Mentre il lurker se ne sta qui accanto a me a scrivere i plot per il Convivio (sempre roba da nerd, nda), io scrivo.

Uhmmmm, quanto tempo è passato dall’ultimo post scritto non in stato di ebbrezza? Perché non sto raccontando niente? Perché non vi tedio con un fiume di parole come ho sempre fatto?
Lasciamo le risposte altrove.
Sarà anche che – incredibile - WordPress mi ha cancellato mezzo post mentre lo scrivevo. E proprio lì – STIO’!!! – mi ha salvato automaticamente la bozza. Un brivido mi corre lungo la schiena a pensare che siamo di nuovo ai tempi di Splainder, gli dei lo strafulminino. Ma non pensiamoci.
Rifacciamoci invece del tempo perduto. Partiamo da qualche parte.

NEVE!

Secondo voi QUANDO, sottolineo, QUANDO gli dei della temperatura atmosferica potevano decidere di inviare su questa valle di lacrime una quarantina di centimentri di neve? Quando, nonostante le mie invocazioni puntuali e precise scaglionate durante tutto l’anno solare? Quando?
Ovviamente, quando tutte le seguenti variabili si presentano contemporaneamente:

  1. Qui siamo vicino a via Nenni, dove sta il Lurker... più guardo alla foto e più non riconosco il posto :)

    Lypsak si trova a Siena. E trovarsi a Siena quando nevica significa assistere a uno dei misteriosi miracoli della vita moderna, ovvero una città intera si blocca e si inchina al devastante potere scatenato da un dito di polvere bianca (che non sia coca). Viale Toselli diventa un’eterna fila su cui nemmeno Dylan Dog si arrischierebbe a indagare, la tangenziale cessa di esistere come entità ed espelle le creature viventi dal suo corpo martoriato come fossero muco fastidioso, la gente si rassegna a lasciar la vettura dove capita pensando “ehhh, ma le catene ce le ho, eh! Ce le ho! In garage, dove è giusto che stiano a dicembre, sennò mi si rovina tutta la Mini, tanto sarà che nevica?“, e così impedisce ai virtuosi previdenti (tipo me) di avviarsi verso casa.
    Se Lypsak vuole condurre se stessa e il Lurker sani e salvi ad Arezzo, deve prendere la strada alternativa in mezzo al nulla. Quattro ore, ma ci è andata molto meglio che ad altri. Almeno, niente coda.

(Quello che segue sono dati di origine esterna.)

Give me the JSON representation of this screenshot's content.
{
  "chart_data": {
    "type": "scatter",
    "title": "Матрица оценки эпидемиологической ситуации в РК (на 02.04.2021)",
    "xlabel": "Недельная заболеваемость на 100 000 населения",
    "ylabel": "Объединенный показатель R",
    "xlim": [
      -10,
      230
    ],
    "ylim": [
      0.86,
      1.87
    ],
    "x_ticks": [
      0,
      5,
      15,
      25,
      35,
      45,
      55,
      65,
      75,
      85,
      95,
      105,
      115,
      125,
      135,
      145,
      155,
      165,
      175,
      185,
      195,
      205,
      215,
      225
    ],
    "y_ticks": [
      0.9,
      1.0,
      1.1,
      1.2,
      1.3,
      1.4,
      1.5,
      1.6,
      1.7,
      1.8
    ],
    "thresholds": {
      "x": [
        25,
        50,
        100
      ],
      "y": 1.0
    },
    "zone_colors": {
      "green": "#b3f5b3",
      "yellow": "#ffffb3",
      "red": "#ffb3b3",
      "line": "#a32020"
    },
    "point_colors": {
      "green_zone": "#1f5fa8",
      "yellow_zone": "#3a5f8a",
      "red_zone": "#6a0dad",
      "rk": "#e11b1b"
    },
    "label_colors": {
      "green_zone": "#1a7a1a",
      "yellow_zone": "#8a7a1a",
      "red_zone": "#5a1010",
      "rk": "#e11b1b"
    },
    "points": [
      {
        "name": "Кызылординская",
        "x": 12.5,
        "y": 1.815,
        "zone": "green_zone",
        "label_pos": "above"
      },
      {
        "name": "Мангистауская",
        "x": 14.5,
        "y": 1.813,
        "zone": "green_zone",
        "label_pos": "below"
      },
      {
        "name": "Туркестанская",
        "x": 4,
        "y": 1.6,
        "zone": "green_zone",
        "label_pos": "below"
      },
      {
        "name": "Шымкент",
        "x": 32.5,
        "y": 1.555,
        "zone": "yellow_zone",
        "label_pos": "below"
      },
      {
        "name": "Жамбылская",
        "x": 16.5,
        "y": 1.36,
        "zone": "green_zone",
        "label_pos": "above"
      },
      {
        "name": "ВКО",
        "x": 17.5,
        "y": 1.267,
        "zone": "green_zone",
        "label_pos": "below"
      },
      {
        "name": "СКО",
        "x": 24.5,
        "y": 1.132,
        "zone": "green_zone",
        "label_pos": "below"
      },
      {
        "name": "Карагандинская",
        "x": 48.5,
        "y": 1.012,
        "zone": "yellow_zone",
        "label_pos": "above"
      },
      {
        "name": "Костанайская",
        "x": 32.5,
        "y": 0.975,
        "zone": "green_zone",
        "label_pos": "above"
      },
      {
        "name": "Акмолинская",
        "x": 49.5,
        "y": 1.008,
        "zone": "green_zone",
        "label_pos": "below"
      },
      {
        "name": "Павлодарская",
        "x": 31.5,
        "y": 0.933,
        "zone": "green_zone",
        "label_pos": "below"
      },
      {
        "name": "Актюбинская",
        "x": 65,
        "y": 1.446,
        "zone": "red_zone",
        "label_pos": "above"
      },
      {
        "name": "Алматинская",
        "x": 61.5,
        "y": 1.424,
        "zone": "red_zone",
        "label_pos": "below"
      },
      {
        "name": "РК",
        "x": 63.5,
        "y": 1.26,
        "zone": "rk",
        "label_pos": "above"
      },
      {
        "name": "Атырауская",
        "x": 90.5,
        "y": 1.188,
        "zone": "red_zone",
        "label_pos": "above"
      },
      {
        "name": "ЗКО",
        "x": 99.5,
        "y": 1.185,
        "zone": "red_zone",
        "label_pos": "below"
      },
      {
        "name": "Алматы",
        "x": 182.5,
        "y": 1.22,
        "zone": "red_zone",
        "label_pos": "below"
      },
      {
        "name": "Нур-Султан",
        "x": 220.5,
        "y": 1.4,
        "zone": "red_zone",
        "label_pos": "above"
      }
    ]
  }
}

  2. La Gnocca di Neve. Io e il Lurker non sapevamo che fare, bloccati ad Arezzo...

    Il giorno dopo c’è una cena in gioco di GRV organizzata dalle TdA  per la quale (o meglio: per il menù della quale) Lypsak si è sbattuta un sacco. Ovviamente, nonostante il luogo dell’evento sia – una volta tanto – accessibile a tutti e non sperso in mezzo alla tenebrosa boscaglia, molti non possono nemmeno uscire di casa. Quindi niente cena.

  3. Il frigo della casa di Lypsak a Montegiovi è pieno di provviste deperibili per la succitata cena. Esse non potranno essere cucinate e congelate perché fra il frigo e il Doblò del babbo di Lypsak ci sono 4 km x 40 cm di neve in salita. Il Comune preposto non sa da che parte farsi per liberare la strada. Due giorni dopo, fortunatamente, mentre il Comune ancora brancola (…) e noi siamo determinati ad andare su a piedi, notiamo con un’immensa gioia che un trattore privato ha liberato la via. Ma per un grosso pezzo di arista non ci sarà più niente da fare. E tutto il resto dovrà essere comunque consumato e i costi ammortizzati in qualche modo. Stendiamo un velo pietoso.
    C’è da dire che però i gatti hanno festeggiato molto.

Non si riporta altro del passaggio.